La réforme de la prévoyance professionnelle, soumise aux urnes le 22 septembre, divise les faîtières et les patrons
La réforme de la prévoyance professionnelle, soumise aux urnes le 22 septembre, divise les faîtières et les patrons / 19h30 / 2 min. / le 11 septembre 2024
Une courte majorité des Suissesses et des Suisses s'opposent à la réforme de la prévoyance professionnelle et à l'initiative sur la biodiversité soumises au vote le 22 septembre, selon le deuxième sondage SSR publié mercredi. En un mois, le non à ces deux objets s'est considérablement affermi.

Le 22 septembre, le peuple est appelé à se prononcer sur la réforme de la LPP. Ce projet complexe, qui prévoit entre autres un abaissement du taux de conversion de 6,8% à 6% - le pourcentage qui détermine le montant minimal de la rente par rapport au capital accumulé - et une baisse du seuil d'accès au deuxième pilier, est désormais rejeté par 51% de la population (+12 points), montre le deuxième sondage SSR réalisé par l'institut gfs.bern.

Le non à l'initiative "Pour l'avenir de notre nature et de notre paysage" est lui aussi devenu majoritaire (51%, +8 points). Ce texte, qui demande aux pouvoirs publics d'affecter plus de surfaces et d'allouer plus de moyens financiers à la sauvegarde et au renforcement de la biodiversité, recueillait encore plus de la moitié d'intentions de vote favorables lors de la première enquête diffusée à la mi-août.

>> Lire aussi : Que penser de la révision du 2e pilier? Les grands enjeux d'une réforme complexe et L'initiative sur la biodiversité est-elle essentielle pour protéger la nature ou trop extrême?

INITIATIVE SUR LA BIODIVERSITÉ: UN COMBAT GAUCHE-DROITE

Comme c'est traditionnellement le cas pour les initiatives, les partisans du texte sur la biodiversité ont perdu du terrain au fil de la campagne tandis que les opposants ont renforcé leur position.

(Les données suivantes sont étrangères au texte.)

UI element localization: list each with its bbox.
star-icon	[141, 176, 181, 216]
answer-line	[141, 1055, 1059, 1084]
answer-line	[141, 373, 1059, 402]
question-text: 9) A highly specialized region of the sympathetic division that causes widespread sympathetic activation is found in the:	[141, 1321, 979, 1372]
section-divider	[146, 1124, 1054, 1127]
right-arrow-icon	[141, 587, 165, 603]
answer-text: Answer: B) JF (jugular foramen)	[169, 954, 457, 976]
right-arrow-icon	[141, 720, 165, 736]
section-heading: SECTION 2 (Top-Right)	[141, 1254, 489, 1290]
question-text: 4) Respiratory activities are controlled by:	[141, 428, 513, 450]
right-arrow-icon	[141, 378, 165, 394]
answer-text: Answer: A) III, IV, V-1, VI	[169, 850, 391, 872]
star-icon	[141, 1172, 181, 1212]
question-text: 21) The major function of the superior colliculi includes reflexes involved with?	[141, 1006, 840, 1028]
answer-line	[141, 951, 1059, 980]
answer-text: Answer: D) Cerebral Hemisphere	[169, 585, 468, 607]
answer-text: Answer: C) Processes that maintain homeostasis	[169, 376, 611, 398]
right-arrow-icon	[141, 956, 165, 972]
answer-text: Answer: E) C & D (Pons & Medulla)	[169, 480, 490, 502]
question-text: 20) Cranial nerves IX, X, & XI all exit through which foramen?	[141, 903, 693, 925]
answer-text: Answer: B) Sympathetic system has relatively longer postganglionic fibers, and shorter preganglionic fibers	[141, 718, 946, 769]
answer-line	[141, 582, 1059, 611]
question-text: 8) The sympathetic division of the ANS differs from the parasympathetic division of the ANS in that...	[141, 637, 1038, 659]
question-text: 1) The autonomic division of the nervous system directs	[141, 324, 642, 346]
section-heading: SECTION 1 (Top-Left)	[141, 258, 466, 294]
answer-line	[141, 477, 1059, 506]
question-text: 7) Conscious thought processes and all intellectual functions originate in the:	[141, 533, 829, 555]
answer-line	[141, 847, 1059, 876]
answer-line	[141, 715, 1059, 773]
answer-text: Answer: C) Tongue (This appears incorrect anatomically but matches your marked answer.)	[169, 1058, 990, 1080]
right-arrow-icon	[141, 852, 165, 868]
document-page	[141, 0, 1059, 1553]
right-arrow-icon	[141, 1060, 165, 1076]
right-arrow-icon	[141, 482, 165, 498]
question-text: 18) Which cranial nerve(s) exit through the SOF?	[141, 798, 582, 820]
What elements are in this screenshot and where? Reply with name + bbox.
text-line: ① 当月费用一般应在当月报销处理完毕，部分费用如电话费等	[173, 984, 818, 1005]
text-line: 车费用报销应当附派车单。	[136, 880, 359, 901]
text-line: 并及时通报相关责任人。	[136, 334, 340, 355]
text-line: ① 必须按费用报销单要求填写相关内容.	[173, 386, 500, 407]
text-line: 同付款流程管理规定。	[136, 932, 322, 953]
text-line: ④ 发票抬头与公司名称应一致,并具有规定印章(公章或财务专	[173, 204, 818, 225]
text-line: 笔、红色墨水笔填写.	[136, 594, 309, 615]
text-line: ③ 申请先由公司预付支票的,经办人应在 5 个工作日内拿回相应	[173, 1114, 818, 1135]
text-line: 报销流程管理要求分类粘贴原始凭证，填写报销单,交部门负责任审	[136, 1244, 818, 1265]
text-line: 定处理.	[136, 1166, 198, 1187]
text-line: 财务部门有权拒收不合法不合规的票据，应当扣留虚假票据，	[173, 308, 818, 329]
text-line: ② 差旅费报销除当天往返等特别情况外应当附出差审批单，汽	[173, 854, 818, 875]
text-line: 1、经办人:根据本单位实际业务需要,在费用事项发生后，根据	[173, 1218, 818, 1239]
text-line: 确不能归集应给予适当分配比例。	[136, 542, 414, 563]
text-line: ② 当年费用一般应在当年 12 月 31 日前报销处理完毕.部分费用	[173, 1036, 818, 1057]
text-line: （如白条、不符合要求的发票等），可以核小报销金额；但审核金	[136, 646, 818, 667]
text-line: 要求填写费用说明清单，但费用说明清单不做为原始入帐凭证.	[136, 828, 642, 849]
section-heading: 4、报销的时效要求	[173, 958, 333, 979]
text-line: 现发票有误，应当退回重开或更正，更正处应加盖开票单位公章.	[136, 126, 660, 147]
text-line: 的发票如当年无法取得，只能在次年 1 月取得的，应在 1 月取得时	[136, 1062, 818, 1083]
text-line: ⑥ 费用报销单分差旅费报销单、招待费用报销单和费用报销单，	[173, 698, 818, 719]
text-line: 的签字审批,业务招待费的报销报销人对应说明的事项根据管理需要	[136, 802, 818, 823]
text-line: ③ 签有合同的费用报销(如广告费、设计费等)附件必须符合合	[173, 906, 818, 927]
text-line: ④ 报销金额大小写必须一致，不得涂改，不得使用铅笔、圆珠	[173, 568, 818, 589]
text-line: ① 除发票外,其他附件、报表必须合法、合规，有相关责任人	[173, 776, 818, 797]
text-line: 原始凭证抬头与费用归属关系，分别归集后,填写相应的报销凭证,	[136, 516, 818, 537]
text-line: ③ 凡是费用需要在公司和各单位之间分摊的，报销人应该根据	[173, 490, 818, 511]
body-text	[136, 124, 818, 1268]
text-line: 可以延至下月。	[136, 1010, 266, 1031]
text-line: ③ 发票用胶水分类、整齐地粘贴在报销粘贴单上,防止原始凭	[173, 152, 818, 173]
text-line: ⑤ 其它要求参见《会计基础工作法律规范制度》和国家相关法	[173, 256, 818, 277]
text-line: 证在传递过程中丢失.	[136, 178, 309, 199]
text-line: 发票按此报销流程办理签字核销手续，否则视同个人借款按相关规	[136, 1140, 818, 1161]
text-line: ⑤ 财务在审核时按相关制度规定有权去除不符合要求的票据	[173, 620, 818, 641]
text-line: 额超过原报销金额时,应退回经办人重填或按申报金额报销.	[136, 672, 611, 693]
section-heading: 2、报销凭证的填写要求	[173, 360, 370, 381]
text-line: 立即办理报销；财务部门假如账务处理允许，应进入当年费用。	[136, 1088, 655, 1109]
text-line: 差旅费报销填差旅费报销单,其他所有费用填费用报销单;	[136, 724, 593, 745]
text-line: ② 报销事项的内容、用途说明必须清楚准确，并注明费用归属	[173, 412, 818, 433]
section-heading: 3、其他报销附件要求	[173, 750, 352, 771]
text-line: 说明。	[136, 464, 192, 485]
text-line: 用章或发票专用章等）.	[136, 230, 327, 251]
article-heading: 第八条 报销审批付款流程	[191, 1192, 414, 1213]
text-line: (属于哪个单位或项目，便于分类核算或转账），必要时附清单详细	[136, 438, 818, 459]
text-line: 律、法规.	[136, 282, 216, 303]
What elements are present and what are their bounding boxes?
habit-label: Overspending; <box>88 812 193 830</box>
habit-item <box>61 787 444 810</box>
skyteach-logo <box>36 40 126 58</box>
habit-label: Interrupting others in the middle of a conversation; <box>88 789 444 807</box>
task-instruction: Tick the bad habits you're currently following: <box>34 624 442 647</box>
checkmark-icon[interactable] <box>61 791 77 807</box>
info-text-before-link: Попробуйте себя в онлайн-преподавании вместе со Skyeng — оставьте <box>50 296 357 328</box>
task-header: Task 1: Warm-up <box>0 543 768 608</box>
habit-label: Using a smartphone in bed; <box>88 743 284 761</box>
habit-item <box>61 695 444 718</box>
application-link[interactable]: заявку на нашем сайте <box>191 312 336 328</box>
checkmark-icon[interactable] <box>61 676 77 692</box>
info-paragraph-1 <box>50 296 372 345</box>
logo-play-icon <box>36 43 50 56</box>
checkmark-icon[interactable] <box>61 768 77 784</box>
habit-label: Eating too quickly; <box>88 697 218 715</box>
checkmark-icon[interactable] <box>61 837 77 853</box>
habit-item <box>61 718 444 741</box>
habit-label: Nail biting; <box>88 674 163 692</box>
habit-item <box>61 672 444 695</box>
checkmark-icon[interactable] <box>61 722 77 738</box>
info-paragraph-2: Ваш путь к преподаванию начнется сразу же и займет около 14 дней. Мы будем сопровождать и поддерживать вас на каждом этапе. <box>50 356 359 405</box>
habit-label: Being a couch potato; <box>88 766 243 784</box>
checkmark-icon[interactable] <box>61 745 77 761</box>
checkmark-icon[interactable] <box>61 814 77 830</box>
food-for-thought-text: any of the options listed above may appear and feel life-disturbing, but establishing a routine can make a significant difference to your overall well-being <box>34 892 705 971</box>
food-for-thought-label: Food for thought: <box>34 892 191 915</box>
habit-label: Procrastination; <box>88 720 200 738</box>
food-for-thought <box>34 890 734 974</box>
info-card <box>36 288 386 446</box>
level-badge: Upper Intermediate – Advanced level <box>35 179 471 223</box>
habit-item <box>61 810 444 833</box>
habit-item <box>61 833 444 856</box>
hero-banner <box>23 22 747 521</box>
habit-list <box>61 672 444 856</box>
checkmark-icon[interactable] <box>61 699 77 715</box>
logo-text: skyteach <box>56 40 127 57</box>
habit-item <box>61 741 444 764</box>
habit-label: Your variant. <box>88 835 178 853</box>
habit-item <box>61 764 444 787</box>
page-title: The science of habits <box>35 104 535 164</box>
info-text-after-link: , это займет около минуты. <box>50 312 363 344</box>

Au niveau de l'affiliation partisane, cette tendance se traduit par une accentuation du clivage gauche-droite qui prévalait déjà il y a un mois. Le non s'est particulièrement renforcé parmi les sympathisants de l'UDC (84% de non, +12 points), du PLR (78%, +7) et du Centre (61%, +5).

A gauche, on constate le phénomène inverse avec un affermissement, ou au moins une stagnation, des intentions de vote favorables. Nonante-cinq pour cent de l'électorat des Verts soutient l'initiative, comme lors du premier sondage. Le oui grimpe légèrement à 86% pour le PS (+1 point) et à 70% chez les Vert'libéraux (+3 points). Le rapport de force est resté quasi inchangé chez les électeurs ne se reconnaissant dans aucun parti (51% de oui contre 41% de non).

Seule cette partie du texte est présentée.